When a government introduces a measure that will be expensive and which the evidence indicates will not work in the way that the government says it will, it is reasonable to ask is there another agenda.
In the previous attempt to introduce the Welfare Reform Bill Minister Porter said, “The community has a right to expect that taxpayer-funded welfare payments are not being used to fund drug and alcohol addiction.”
A similar sentiment has been expressed by Minister Ruston who said, “Taxpayers expect the government to ensure their money is being spent responsibly and that welfare recipients are using it to put food on the table, send the kids to school and pay the bills rather than on drugs.”

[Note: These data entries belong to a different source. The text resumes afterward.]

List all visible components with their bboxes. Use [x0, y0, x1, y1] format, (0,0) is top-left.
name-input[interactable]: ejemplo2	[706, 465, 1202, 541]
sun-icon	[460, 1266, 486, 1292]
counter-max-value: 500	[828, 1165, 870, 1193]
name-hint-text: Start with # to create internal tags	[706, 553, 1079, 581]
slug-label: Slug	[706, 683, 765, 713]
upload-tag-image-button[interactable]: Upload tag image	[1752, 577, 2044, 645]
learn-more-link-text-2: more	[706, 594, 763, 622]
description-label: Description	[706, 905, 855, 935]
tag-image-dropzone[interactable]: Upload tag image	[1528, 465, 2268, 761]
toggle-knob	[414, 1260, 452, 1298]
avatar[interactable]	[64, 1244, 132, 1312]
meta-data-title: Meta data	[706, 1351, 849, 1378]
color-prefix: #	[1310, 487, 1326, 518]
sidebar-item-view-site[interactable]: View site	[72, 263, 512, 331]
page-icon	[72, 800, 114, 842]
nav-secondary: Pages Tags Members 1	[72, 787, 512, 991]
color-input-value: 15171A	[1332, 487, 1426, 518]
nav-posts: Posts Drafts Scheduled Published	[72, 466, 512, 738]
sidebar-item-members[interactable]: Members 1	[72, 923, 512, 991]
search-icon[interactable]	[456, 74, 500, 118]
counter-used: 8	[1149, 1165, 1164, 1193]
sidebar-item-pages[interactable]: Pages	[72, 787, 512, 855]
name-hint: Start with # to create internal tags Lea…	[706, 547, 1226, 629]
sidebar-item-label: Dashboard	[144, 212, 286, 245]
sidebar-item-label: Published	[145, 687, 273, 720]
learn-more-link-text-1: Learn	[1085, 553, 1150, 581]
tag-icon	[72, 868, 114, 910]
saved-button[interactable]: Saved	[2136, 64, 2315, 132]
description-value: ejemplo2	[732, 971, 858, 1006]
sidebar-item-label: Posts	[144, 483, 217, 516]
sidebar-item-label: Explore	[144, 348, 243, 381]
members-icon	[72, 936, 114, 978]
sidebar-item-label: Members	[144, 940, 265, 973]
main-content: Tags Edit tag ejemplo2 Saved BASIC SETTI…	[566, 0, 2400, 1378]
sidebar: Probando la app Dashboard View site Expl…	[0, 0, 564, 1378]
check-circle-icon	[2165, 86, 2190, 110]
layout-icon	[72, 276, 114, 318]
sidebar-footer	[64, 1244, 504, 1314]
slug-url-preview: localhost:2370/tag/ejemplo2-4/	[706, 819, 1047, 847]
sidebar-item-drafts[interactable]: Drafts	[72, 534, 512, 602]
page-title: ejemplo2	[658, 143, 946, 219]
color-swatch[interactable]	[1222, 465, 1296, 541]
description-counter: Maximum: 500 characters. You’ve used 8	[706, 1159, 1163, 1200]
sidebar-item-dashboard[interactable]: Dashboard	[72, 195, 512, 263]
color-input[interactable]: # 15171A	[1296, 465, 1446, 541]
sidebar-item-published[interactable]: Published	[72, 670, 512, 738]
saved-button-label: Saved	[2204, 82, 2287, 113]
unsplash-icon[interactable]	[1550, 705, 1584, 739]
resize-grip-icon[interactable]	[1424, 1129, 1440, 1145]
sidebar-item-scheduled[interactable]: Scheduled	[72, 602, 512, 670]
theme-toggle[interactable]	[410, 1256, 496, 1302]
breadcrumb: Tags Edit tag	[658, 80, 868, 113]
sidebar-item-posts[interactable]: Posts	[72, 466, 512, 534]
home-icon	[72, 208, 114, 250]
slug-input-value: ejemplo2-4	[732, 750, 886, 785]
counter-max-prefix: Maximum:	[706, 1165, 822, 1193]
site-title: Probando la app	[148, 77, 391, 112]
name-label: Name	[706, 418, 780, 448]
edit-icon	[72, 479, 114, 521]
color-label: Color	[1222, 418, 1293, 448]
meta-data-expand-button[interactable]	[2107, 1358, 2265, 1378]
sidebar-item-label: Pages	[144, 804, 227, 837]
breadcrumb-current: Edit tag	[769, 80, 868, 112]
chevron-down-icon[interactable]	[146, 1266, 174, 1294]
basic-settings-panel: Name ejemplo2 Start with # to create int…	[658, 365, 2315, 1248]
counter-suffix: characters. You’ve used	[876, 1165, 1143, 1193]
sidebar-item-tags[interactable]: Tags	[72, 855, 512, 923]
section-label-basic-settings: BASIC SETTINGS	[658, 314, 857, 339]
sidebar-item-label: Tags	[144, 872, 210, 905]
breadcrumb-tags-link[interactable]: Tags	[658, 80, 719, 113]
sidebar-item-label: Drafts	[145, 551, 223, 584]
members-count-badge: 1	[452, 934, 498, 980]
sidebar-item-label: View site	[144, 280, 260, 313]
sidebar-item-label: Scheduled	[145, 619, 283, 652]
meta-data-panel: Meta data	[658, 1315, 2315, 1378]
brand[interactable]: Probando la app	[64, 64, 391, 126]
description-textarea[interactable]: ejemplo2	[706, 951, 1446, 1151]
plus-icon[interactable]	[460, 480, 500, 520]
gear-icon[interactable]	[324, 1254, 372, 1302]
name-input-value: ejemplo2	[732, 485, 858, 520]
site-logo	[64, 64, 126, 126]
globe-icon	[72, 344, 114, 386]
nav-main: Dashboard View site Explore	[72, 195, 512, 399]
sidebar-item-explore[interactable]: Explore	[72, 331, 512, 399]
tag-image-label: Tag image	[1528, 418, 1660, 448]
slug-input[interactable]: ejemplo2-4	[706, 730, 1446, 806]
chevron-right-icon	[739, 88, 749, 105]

These views imply that all those on income support are illicit drug users and not making responsible decisions. In fact, an increase in Newstart will alleviate many from poverty, particularly single parents.
This Government has consistently and repeatedly tried to cut and restrict income support payments. The St Vincent de Paul Society, along with other welfare and health peak organisations have consistently opposed those cuts. This so-called trial is simply another attempt to restrict payments, whilst harassing the people who need them.
It also appears to be part of a wider agenda to blame people receiving income support for not being able to find work. This puts the blame for unemployment on those who are the victims of a system that is not currently producing enough paid jobs for everyone. Rather than blaming unemployed people, governments need to be working with the community and the unemployed to create more paid work and more real pathways to employment.